In 1501 Michelangelo was commissioned to create the David by the Arte della Lana (Guild of Wool Merchant), who were responsible for the upkeep and the decoration of the Cathedral in Florence.
For this purpose, he was given a block of marble which Agostino di Duccio had already attempted to fashion forty years previously, perhaps with the same subject in mind.
Michelangelo breaks away from the traditional way of representing David. He does not present us with the winner, the giant's head at his feet and the powerful sword in his hand, but portrays the youth in the phase immediately preceding the battle: perhaps he has caught him just in the moment when he has heard that his people are hesitating, and he sees Goliath jeering and mocking them. The artist places him in the most perfect " contraposto", as in the most beautiful Greek representations of heroes. The right-hand side of the statue is smooth and composed while the left-side, from the outstretched foot all the way up to the disheveled hair is openly active and dynamic. The muscles and the tendons are developed only to the point where they can still be interpreted as the perfect instrument for a strong will, and not to the point of becoming individual self-governing forms.
The David strikes a simple pose: given its size, any stronger action pose risked compromising balance. At all events, it was an extraordinary accomplishment to have extracted so noble and animated a figure out from such a disproportionately flat rectangular mass.

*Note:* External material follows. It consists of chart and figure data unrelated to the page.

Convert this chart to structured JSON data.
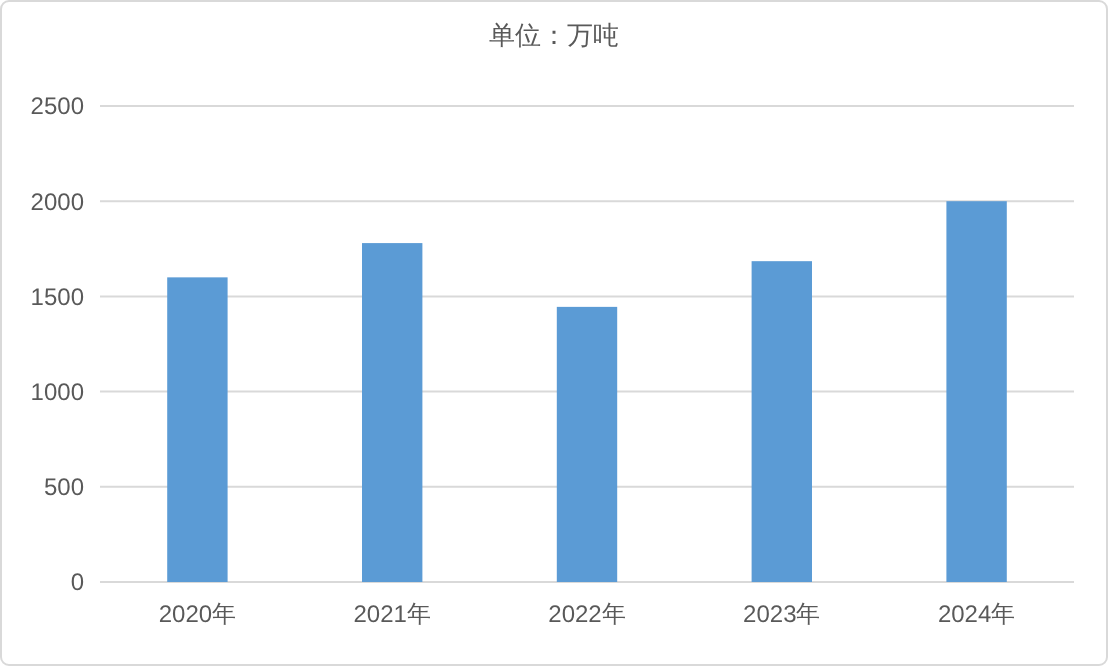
{
  "chart_data": {
    "type": "bar",
    "title": "单位：万吨",
    "categories": [
      "2020年",
      "2021年",
      "2022年",
      "2023年",
      "2024年"
    ],
    "values": [
      1600,
      1780,
      1445,
      1685,
      2000
    ],
    "color": "#5b9bd5",
    "ylim": [
      0,
      2500
    ],
    "yticks": [
      0,
      500,
      1000,
      1500,
      2000,
      2500
    ],
    "grid": "y"
  }
}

Supporting his body with the right leg and carrying the left leg forward, the almost divine young hero lets his right hand fall to thigh level as he flexes in the other to shoulder height. His face is bold yet thoughtful: he is defiantly awaiting his adversary and calmly sizing up his chances like a true Florentine as he plans an attack of questionable loyalty.
David struck like lightning. Never before had the naturally sceptical Florentines reacted with such riotous enthusiasm.